Un vuoto della conversazione, sì, perché cosa mai puoi dire per più di venti minuti a una collega siberiana che naturalmente il tedesco non lo parla, il coreano ma non scherziamo e l’inglese solo un po’, giusto per orientarsi, per non morire di colite all’estero. E se come Stephan sei stanco di violentarle le lingue, allora ti affidi anche alla foto di un cetriolo che cresce, che si ispessisce la buccia e la irruvidisce di bitorzoli lunari. Meglio questo che ripetere ancora che fa freddo (a una siberiana!) o che è troppo umido, o chiederle quante ore insegna domani, se pranza alla mensa, come sono le matricole.
Invece di logorare frasi già smunte ecco allora il soccorso di questo cetriolo che cresce rapido nelle foto telefoniche, nell’arco di cinque scatti è già passato da seme a rotolo e quasi è pronto per essere sbucciato e tagliato a listarelle, per poi tuffarsi nel brodo dei Naengmyeon, un brodo gelido, croccante di ghiaccio triturato, dove insieme a lui cetriolo galleggerà un nodo di spaghetti marroncini lunghissimi, i Naengmyeon appunto, che per mangiarli signorilmente devi essere un giocoliere, e che dopo due anni e mezzo di vita coreana possono ancora sfidarti beffardi, mentre cerchi di arrotolarne un gomitolo di proporzioni gestibili dal tuo palato.

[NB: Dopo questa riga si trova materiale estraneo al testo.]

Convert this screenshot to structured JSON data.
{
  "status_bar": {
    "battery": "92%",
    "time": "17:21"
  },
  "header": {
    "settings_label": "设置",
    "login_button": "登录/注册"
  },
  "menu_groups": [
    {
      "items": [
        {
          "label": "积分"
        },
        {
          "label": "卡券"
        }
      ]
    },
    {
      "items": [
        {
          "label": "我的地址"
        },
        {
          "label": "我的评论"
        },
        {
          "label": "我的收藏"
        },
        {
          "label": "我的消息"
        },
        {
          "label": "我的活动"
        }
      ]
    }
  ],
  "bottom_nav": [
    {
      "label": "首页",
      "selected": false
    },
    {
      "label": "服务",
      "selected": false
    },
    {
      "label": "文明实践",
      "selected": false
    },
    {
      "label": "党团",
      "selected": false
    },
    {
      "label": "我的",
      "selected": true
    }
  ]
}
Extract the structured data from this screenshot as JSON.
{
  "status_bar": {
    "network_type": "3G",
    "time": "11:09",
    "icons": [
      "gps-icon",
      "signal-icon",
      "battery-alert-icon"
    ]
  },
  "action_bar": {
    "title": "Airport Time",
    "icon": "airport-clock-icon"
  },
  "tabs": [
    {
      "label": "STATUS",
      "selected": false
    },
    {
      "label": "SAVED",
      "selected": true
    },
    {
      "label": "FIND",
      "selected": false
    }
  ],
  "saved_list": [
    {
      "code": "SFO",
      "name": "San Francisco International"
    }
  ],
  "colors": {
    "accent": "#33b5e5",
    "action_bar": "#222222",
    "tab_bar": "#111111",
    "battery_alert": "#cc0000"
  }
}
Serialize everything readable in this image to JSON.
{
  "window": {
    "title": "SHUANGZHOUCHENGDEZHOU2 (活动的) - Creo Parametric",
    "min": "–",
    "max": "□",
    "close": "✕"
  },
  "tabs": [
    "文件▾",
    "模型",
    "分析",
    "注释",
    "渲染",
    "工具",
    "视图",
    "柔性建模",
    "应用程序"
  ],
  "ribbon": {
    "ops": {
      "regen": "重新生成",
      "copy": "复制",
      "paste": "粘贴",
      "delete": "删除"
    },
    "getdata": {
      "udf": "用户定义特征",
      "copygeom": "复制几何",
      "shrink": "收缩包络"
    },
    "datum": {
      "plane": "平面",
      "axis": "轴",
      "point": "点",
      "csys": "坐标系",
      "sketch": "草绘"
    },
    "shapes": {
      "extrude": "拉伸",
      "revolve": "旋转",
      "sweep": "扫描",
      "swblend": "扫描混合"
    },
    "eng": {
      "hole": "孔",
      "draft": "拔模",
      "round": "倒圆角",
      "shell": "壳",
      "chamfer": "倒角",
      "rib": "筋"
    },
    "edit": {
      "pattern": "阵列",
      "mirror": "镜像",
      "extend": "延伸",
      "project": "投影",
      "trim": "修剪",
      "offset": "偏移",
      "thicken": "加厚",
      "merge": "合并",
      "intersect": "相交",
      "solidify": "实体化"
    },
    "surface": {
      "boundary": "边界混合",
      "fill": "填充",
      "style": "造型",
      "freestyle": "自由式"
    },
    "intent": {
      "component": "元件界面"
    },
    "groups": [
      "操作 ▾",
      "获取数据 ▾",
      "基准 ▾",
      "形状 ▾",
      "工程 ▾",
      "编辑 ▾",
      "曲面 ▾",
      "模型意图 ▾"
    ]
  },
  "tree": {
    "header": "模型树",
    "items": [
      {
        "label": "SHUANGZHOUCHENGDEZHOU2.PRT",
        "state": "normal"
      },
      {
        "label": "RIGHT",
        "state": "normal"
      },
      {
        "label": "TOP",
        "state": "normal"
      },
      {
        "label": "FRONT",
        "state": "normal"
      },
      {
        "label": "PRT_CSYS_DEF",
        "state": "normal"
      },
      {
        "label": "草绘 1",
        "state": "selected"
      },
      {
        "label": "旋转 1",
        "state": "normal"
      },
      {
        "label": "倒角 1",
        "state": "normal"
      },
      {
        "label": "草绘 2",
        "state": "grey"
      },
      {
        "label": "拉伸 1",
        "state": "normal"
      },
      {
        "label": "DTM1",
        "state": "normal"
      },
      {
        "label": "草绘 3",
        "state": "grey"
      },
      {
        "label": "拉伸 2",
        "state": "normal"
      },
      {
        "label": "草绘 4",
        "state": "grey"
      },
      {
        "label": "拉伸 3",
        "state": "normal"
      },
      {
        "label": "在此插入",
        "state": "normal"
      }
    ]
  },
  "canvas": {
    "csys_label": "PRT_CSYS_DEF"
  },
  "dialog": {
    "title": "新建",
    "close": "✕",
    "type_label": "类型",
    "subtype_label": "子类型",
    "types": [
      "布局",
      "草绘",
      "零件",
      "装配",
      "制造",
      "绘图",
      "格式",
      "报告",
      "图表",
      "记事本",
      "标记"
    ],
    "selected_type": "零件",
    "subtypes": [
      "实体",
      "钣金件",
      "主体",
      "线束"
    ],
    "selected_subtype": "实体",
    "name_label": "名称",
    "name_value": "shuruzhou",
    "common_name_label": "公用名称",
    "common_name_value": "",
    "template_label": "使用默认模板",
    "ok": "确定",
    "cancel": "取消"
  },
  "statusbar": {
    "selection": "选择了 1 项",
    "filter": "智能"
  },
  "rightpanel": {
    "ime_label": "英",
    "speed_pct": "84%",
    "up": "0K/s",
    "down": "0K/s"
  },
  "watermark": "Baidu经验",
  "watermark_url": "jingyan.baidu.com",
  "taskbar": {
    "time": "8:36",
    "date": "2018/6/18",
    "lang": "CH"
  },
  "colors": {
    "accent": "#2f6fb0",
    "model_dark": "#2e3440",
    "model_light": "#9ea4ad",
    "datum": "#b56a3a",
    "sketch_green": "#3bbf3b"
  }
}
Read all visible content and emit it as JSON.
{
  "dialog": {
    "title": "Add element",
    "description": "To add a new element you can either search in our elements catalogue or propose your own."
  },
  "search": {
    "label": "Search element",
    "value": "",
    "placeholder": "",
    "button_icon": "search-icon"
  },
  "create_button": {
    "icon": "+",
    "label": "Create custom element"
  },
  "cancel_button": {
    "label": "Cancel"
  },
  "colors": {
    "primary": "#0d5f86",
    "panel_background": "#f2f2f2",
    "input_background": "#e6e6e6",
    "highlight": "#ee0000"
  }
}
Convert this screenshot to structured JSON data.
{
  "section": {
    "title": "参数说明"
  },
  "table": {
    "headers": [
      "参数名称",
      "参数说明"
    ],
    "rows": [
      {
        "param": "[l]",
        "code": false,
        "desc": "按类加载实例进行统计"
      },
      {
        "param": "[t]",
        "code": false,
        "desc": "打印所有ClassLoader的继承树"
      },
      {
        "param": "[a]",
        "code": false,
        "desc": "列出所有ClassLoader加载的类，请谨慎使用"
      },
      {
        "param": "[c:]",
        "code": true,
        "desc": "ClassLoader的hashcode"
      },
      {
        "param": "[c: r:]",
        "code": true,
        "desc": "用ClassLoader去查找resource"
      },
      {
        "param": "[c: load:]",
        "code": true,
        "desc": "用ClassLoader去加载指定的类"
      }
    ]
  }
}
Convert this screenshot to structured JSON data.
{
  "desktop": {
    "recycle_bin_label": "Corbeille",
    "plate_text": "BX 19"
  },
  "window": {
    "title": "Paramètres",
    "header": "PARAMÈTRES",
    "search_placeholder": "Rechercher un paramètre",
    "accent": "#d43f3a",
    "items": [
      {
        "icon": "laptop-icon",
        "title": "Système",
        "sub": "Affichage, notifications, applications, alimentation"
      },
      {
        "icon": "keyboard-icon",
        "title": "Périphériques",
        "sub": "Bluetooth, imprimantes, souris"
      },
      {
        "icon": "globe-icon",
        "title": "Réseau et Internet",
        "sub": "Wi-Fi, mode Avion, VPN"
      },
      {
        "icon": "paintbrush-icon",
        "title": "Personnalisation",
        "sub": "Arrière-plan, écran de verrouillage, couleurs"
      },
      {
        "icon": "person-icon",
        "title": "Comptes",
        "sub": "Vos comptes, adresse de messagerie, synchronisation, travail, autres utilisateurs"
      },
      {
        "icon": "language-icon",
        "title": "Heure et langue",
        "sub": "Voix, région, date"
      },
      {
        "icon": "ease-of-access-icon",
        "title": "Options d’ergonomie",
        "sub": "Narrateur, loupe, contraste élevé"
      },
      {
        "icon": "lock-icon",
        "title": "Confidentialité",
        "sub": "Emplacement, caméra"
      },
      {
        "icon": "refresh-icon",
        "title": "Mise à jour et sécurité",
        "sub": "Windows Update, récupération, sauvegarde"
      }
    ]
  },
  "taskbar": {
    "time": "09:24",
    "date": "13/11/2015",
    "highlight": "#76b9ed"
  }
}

Ma accetti ogni volta la sfida, perché i Naengmhyeon sono buonissimi e soprattutto sono fatti di grano duro, e se li mangi davvero tutti dopo potrai scalarlo anche per intero il campus, incurante delle conversazioni che non smettono di squarciarsi, perché avrai una scorta di carboidrati nello stomaco e sentirai che quell’energia piano piano passerà alle tue gambe. E siccome i carboidrati bruciano lenti pure in Corea del sud, l’evidenza abbacinante di questa legge universale ti darà una rassicurante – seppur momentanea – pace; una pace che qui non potrà essere altro che una lunga, strattonata tregua.
- Il cetriolo non sarà solo: oltre a lui, coi Naengmyeon si mescolano fette di pera asiatica, germogli di soia arricciati e mezzo uovo sodo, glassato di brina. Di cosa sanno questi Naengmyeon? Di frutta, grano duro e inverno. Sono buonissimi.